Morbidity Bill Brieger | 10 Mar 2008 06:31 am

Malaria as a terrorist act

We tend to blame mosquitoes and plasmodia species for malaria, when in fact human beings are responsible for much of the suffering. Cetin et al. pointed our recently in the Transactions of the Royal Society of Tropical Medicine and Hygiene that, “The annual number of terrorist incidences has been associated with the annual number of malaria cases in these regions of (eastern) Turkey since the beginning of terrorist activity in 1984.”

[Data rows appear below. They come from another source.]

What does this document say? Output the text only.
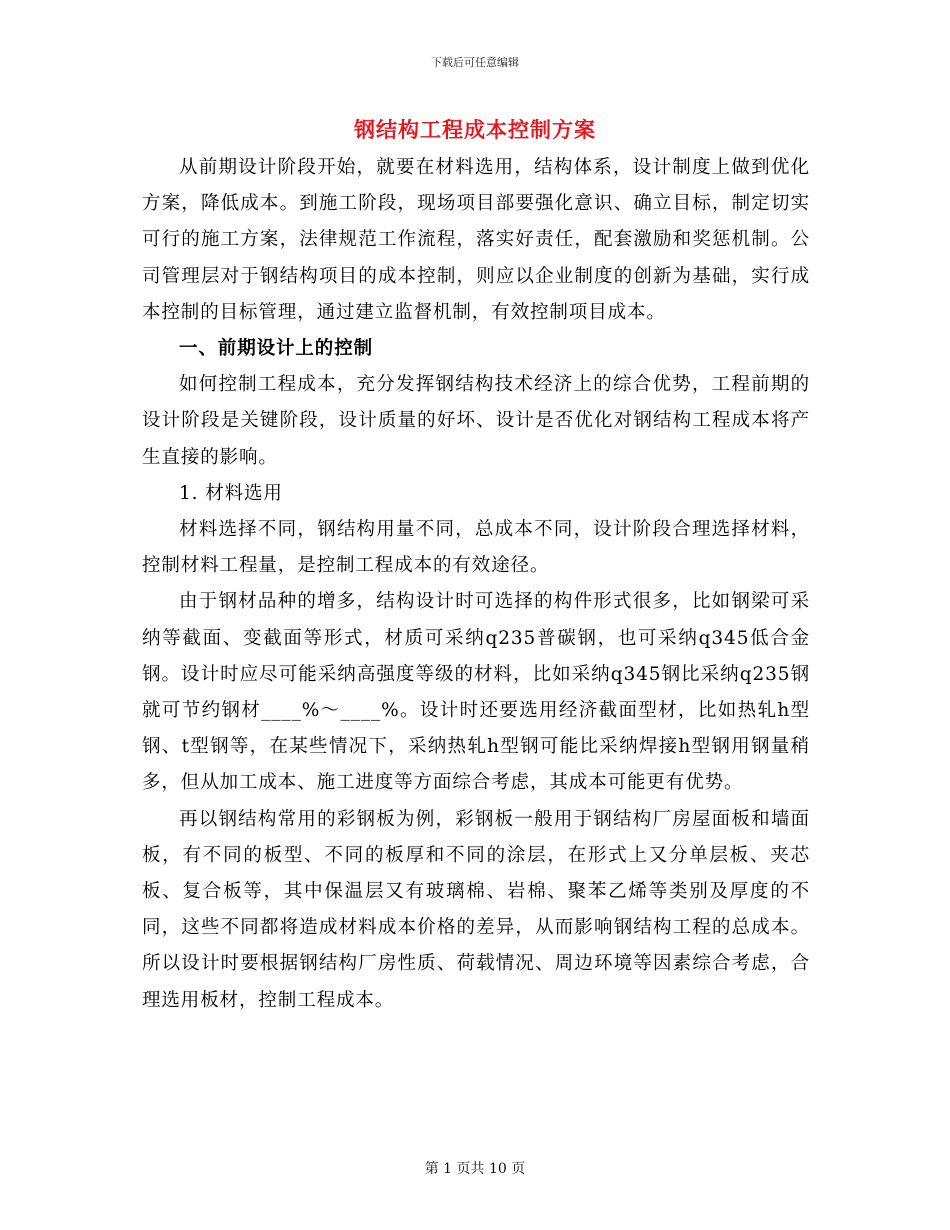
下载后可任意编辑
钢结构工程成本控制方案

从前期设计阶段开始，就要在材料选用，结构体系，设计制度上做到优化方案，降低成本。到施工阶段，现场项目部要强化意识、确立目标，制定切实可行的施工方案，法律规范工作流程，落实好责任，配套激励和奖惩机制。公司管理层对于钢结构项目的成本控制，则应以企业制度的创新为基础，实行成本控制的目标管理，通过建立监督机制，有效控制项目成本。

一、前期设计上的控制

如何控制工程成本，充分发挥钢结构技术经济上的综合优势，工程前期的设计阶段是关键阶段，设计质量的好坏、设计是否优化对钢结构工程成本将产生直接的影响。

1. 材料选用

材料选择不同，钢结构用量不同，总成本不同，设计阶段合理选择材料，控制材料工程量，是控制工程成本的有效途径。

由于钢材品种的增多，结构设计时可选择的构件形式很多，比如钢梁可采纳等截面、变截面等形式，材质可采纳q235普碳钢，也可采纳q345低合金钢。设计时应尽可能采纳高强度等级的材料，比如采纳q345钢比采纳q235钢就可节约钢材____%～____%。设计时还要选用经济截面型材，比如热轧h型钢、t型钢等，在某些情况下，采纳热轧h型钢可能比采纳焊接h型钢用钢量稍多，但从加工成本、施工进度等方面综合考虑，其成本可能更有优势。

再以钢结构常用的彩钢板为例，彩钢板一般用于钢结构厂房屋面板和墙面板，有不同的板型、不同的板厚和不同的涂层，在形式上又分单层板、夹芯板、复合板等，其中保温层又有玻璃棉、岩棉、聚苯乙烯等类别及厚度的不同，这些不同都将造成材料成本价格的差异，从而影响钢结构工程的总成本。所以设计时要根据钢结构厂房性质、荷载情况、周边环境等因素综合考虑，合理选用板材，控制工程成本。

第 1 页共 10 页
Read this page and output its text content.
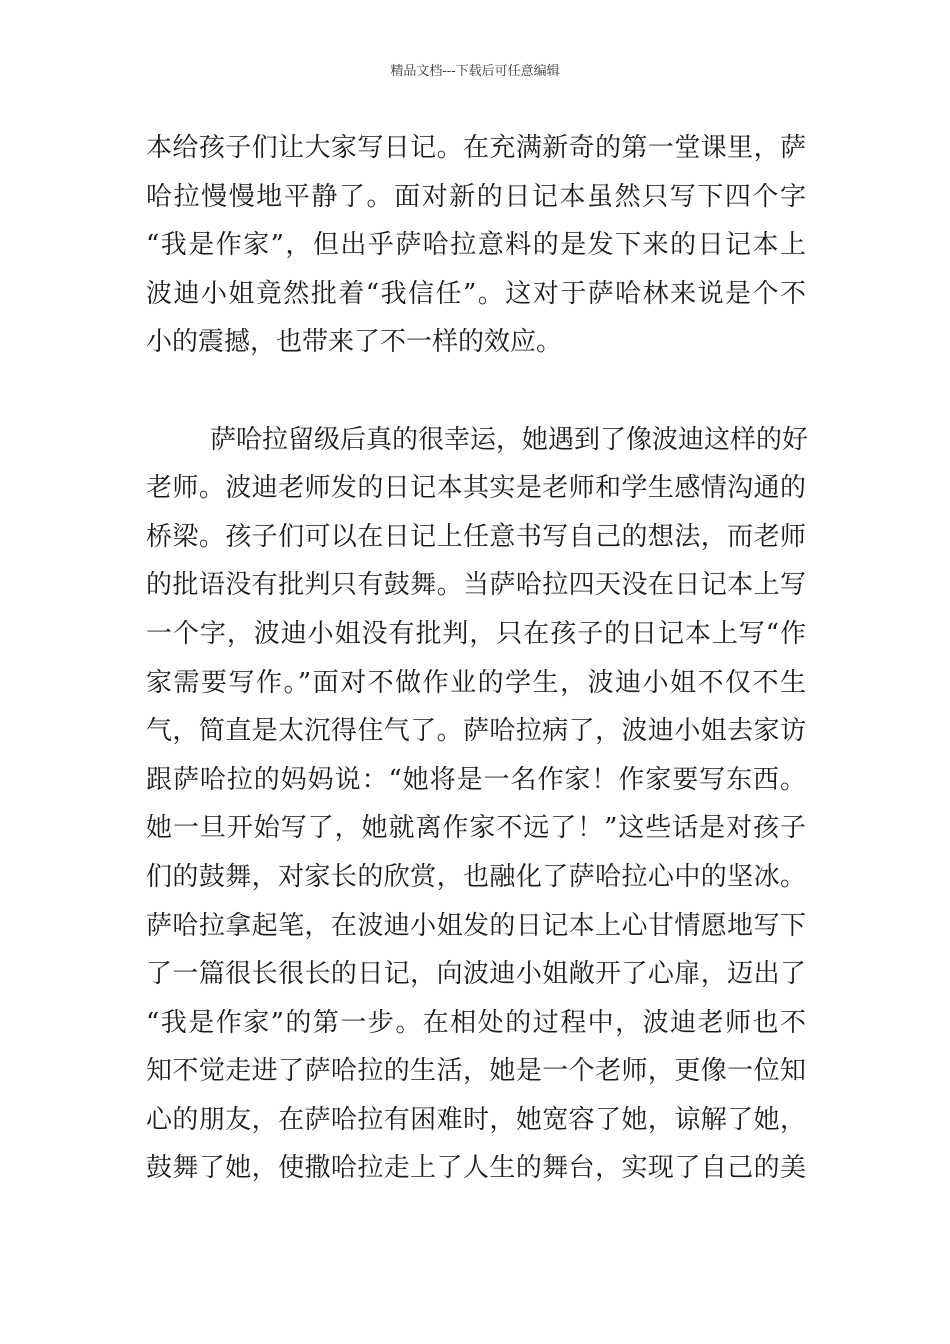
精品文档---下载后可任意编辑
本给孩子们让大家写日记。在充满新奇的第一堂课里，萨
哈拉慢慢地平静了。面对新的日记本虽然只写下四个字
“我是作家”，但出乎萨哈拉意料的是发下来的日记本上
波迪小姐竟然批着“我信任”。这对于萨哈林来说是个不
小的震撼，也带来了不一样的效应。
萨哈拉留级后真的很幸运，她遇到了像波迪这样的好
老师。波迪老师发的日记本其实是老师和学生感情沟通的
桥梁。孩子们可以在日记上任意书写自己的想法，而老师
的批语没有批判只有鼓舞。当萨哈拉四天没在日记本上写
一个字，波迪小姐没有批判，只在孩子的日记本上写“作
家需要写作。”面对不做作业的学生，波迪小姐不仅不生
气，简直是太沉得住气了。萨哈拉病了，波迪小姐去家访
跟萨哈拉的妈妈说：“她将是一名作家！作家要写东西。
她一旦开始写了，她就离作家不远了！”这些话是对孩子
们的鼓舞，对家长的欣赏，也融化了萨哈拉心中的坚冰。
萨哈拉拿起笔，在波迪小姐发的日记本上心甘情愿地写下
了一篇很长很长的日记，向波迪小姐敞开了心扉，迈出了
“我是作家”的第一步。在相处的过程中，波迪老师也不
知不觉走进了萨哈拉的生活，她是一个老师，更像一位知
心的朋友，在萨哈拉有困难时，她宽容了她，谅解了她，
鼓舞了她，使撒哈拉走上了人生的舞台，实现了自己的美
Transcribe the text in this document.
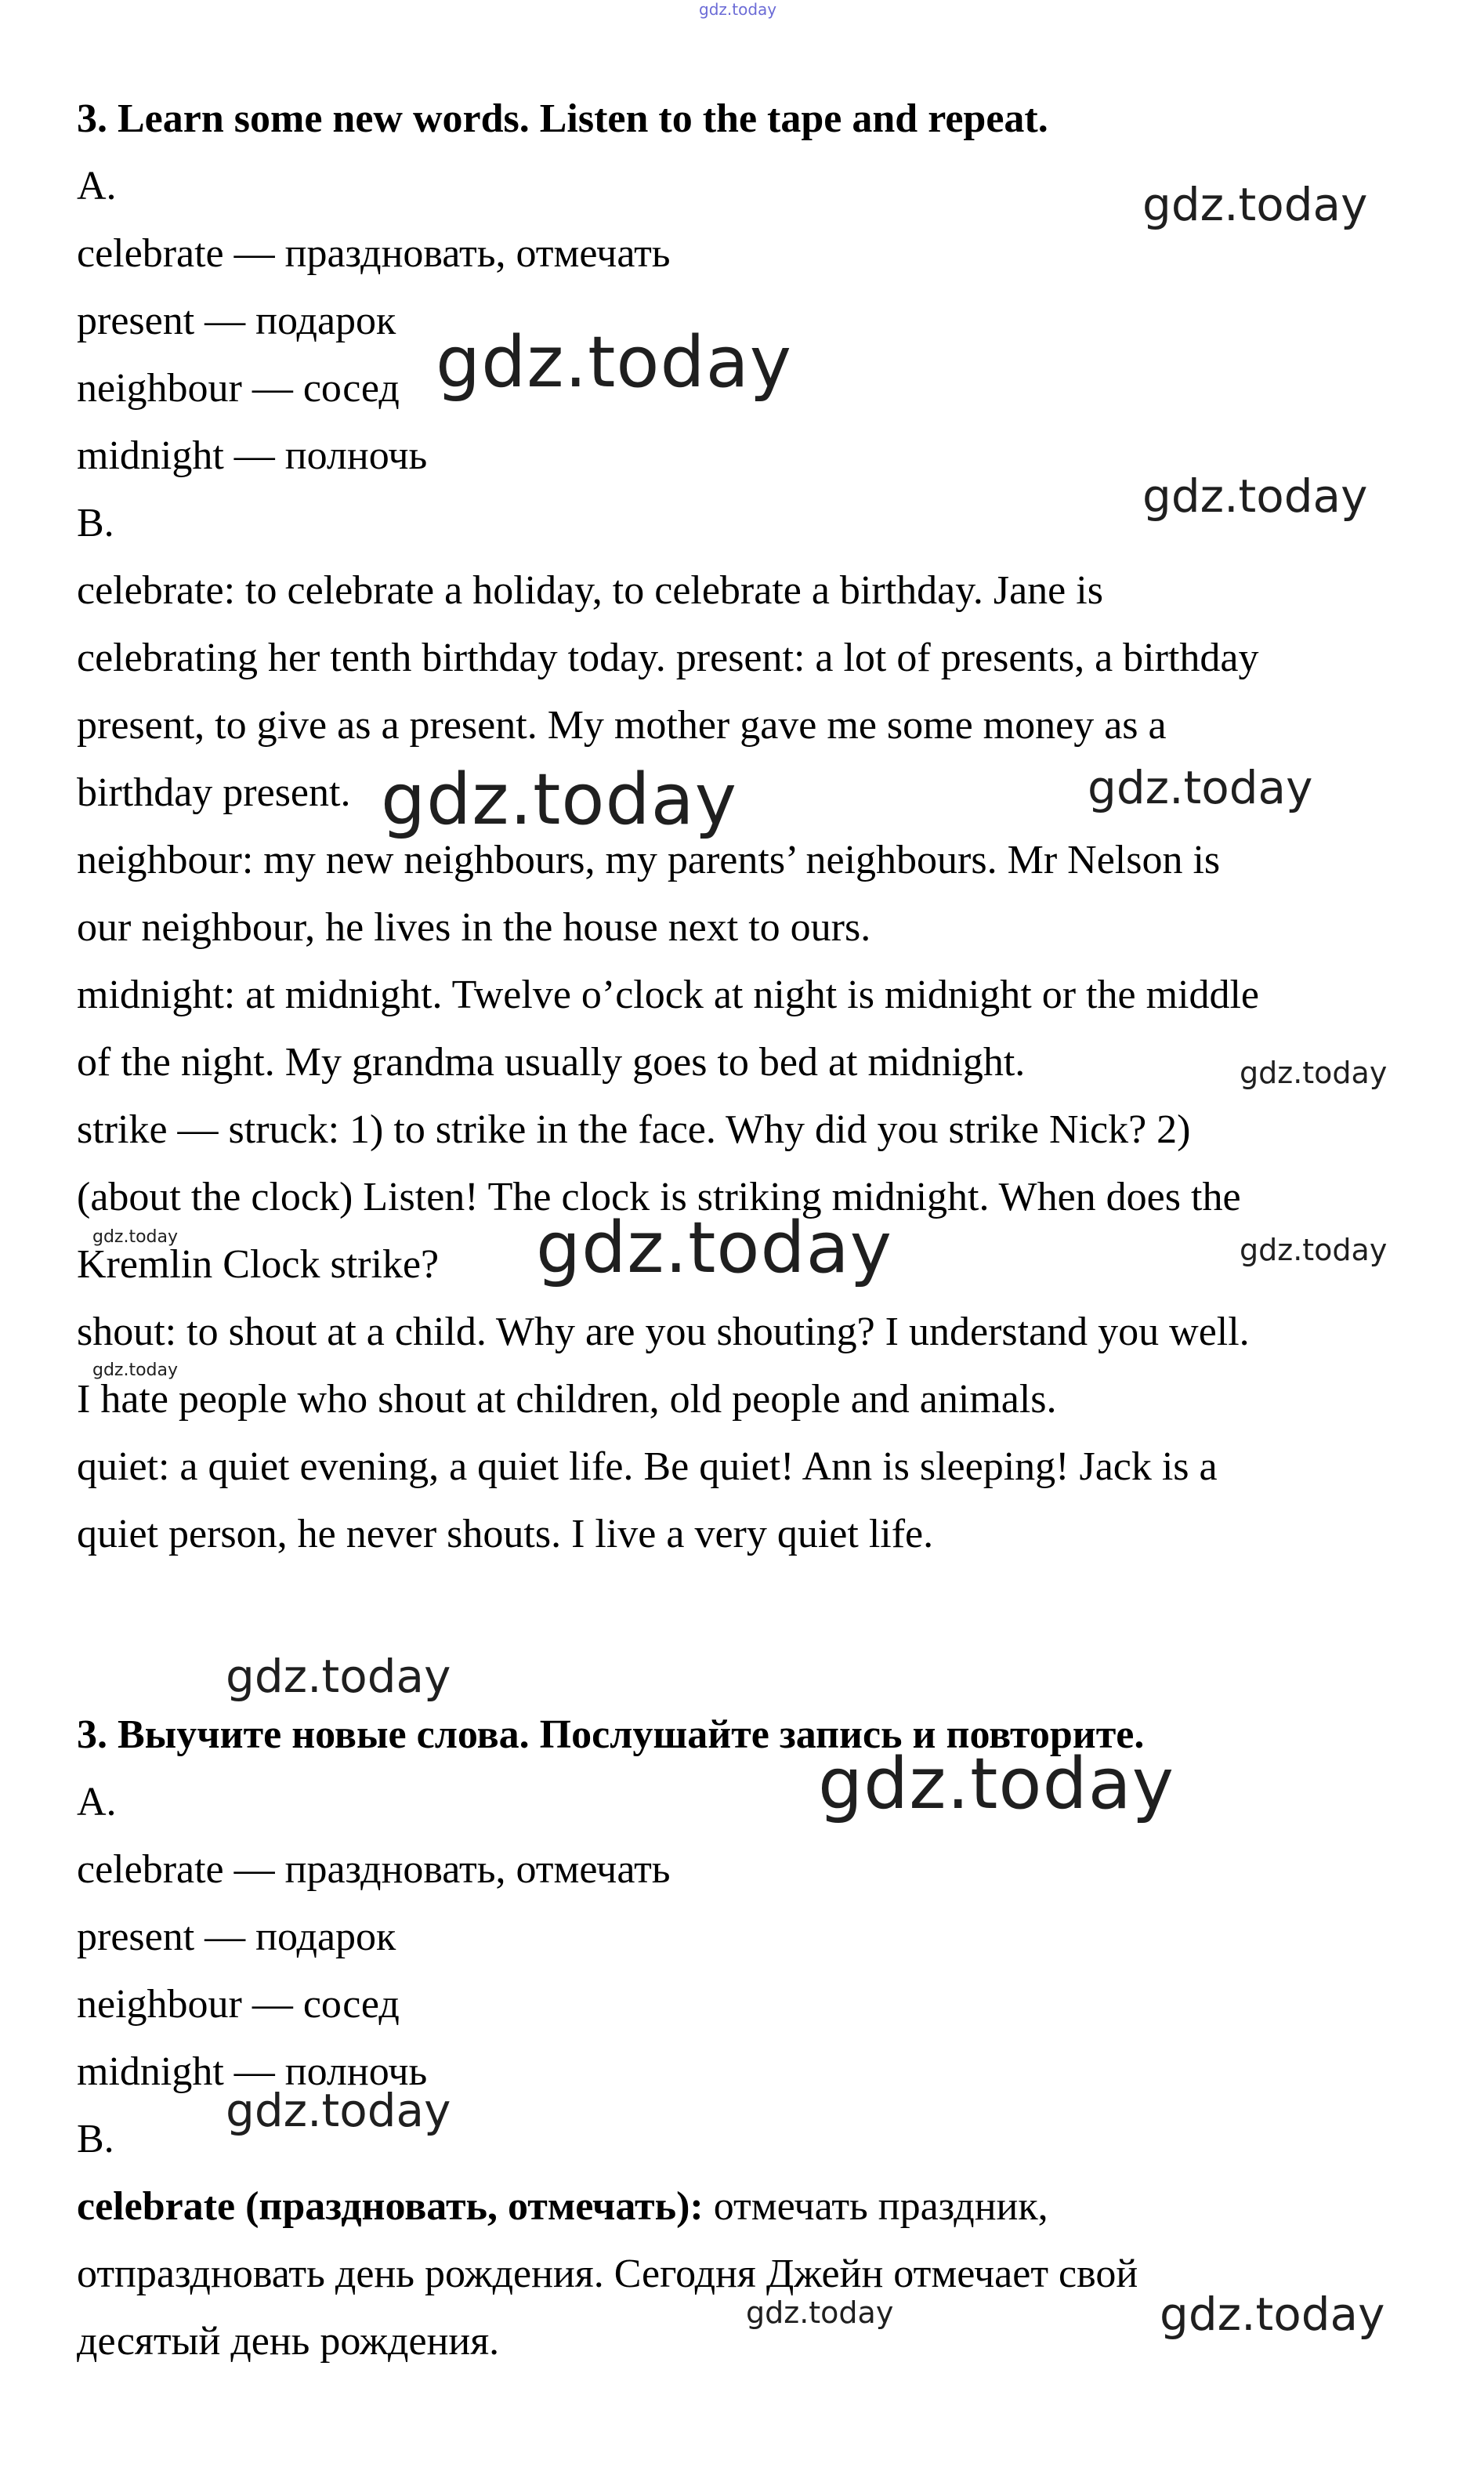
gdz.today
3. Learn some new words. Listen to the tape and repeat.
A.
celebrate — праздновать, отмечать
present — подарок
neighbour — сосед
midnight — полночь
B.
celebrate: to celebrate a holiday, to celebrate a birthday. Jane is
celebrating her tenth birthday today. present: a lot of presents, a birthday
present, to give as a present. My mother gave me some money as a
birthday present.
neighbour: my new neighbours, my parents’ neighbours. Mr Nelson is
our neighbour, he lives in the house next to ours.
midnight: at midnight. Twelve o’clock at night is midnight or the middle
of the night. My grandma usually goes to bed at midnight.
strike — struck: 1) to strike in the face. Why did you strike Nick? 2)
(about the clock) Listen! The clock is striking midnight. When does the
Kremlin Clock strike?
shout: to shout at a child. Why are you shouting? I understand you well.
I hate people who shout at children, old people and animals.
quiet: a quiet evening, a quiet life. Be quiet! Ann is sleeping! Jack is a
quiet person, he never shouts. I live a very quiet life.
3. Выучите новые слова. Послушайте запись и повторите.
A.
celebrate — праздновать, отмечать
present — подарок
neighbour — сосед
midnight — полночь
B.
celebrate (праздновать, отмечать): отмечать праздник,
отпраздновать день рождения. Сегодня Джейн отмечает свой
десятый день рождения.
gdz.today
gdz.today
gdz.today
gdz.today	gdz.today
gdz.today
gdz.today	gdz.today	gdz.today
gdz.today
gdz.today
gdz.today
gdz.today
gdz.today	gdz.today
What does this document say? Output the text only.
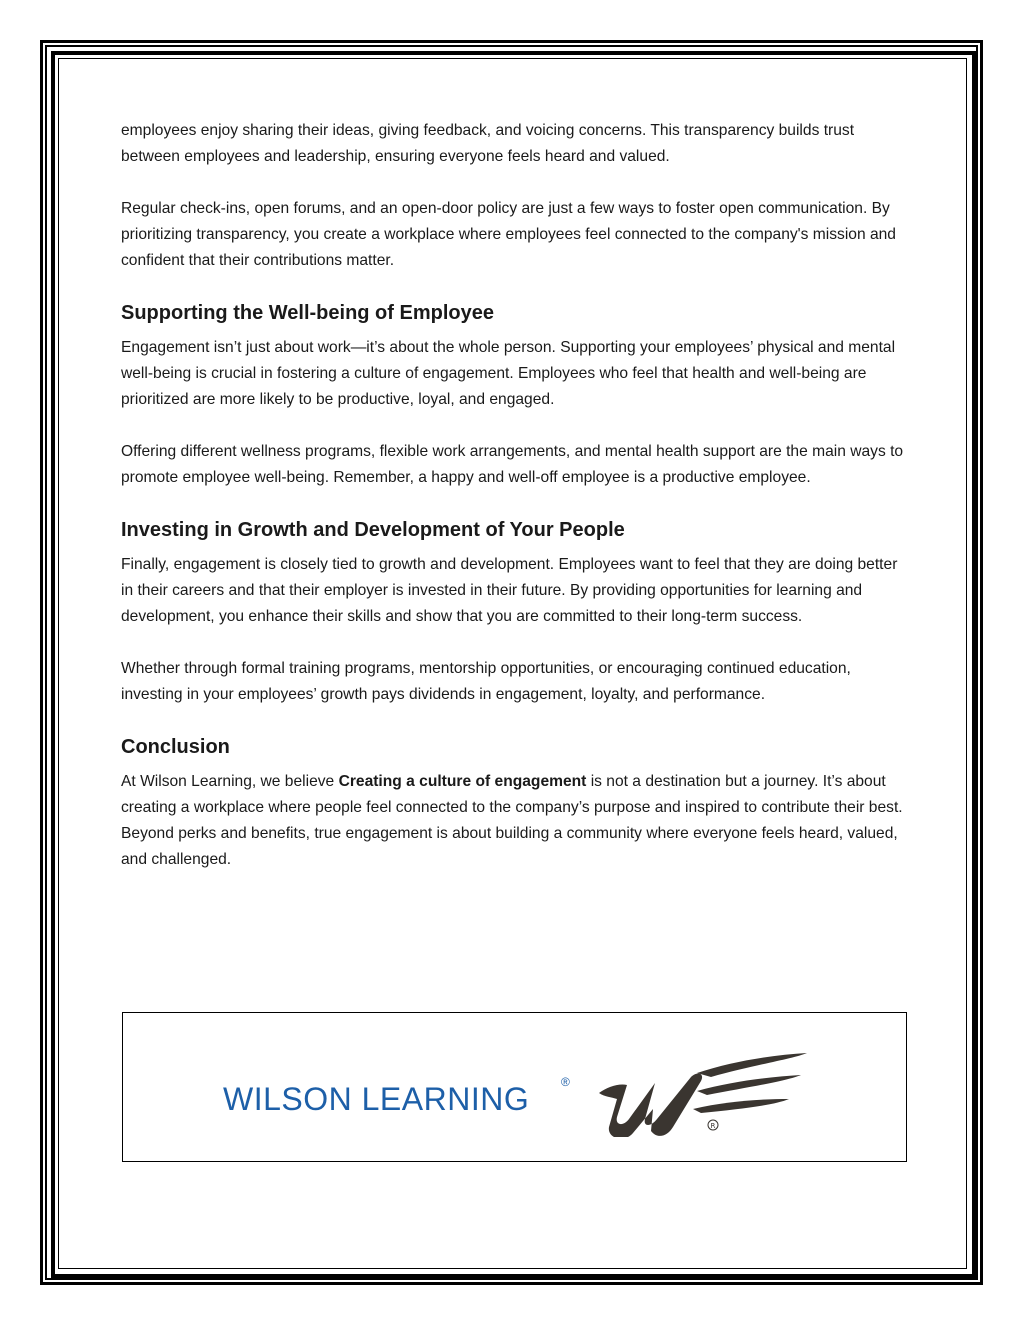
employees enjoy sharing their ideas, giving feedback, and voicing concerns. This transparency builds trust between employees and leadership, ensuring everyone feels heard and valued.

Regular check-ins, open forums, and an open-door policy are just a few ways to foster open communication. By prioritizing transparency, you create a workplace where employees feel connected to the company's mission and confident that their contributions matter.

Supporting the Well-being of Employee

Engagement isn’t just about work—it’s about the whole person. Supporting your employees’ physical and mental well-being is crucial in fostering a culture of engagement. Employees who feel that health and well-being are prioritized are more likely to be productive, loyal, and engaged.

Offering different wellness programs, flexible work arrangements, and mental health support are the main ways to promote employee well-being. Remember, a happy and well-off employee is a productive employee.

Investing in Growth and Development of Your People

Finally, engagement is closely tied to growth and development. Employees want to feel that they are doing better in their careers and that their employer is invested in their future. By providing opportunities for learning and development, you enhance their skills and show that you are committed to their long-term success.

Whether through formal training programs, mentorship opportunities, or encouraging continued education, investing in your employees’ growth pays dividends in engagement, loyalty, and performance.

Conclusion

At Wilson Learning, we believe Creating a culture of engagement is not a destination but a journey. It’s about creating a workplace where people feel connected to the company’s purpose and inspired to contribute their best. Beyond perks and benefits, true engagement is about building a community where everyone feels heard, valued, and challenged.

WILSON LEARNING	®
R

The authors acknowledge that overt wars destroy public health infrastructure and expose refugees and displaced persons to disease, but also stress that terrorism brings about uncertainties that also increase people’s exposure to malaria. Health workers are intimidated, services like vector control are curtailed and people move to towns and cities, overburdening health services there.

Little is to be gained in arguing over the labeling of what has happened and still occurs in Turkey as terrorism, civil unrest or whatever. Instabilities are breeding grounds for malaria. As Rowland et al., found, 23 years of civil unrest in Afghanistan helped reintroduce malaria into many rural communities.

Wars and civil unrest and the consequent displacement of people are a prime example of the theme of this year’s World malaria Day – a disease without borders. Therefore people who negotiate peace, such as Kofi Annan in his recent efforts in Kenya, are truly partners in rolling back malaria.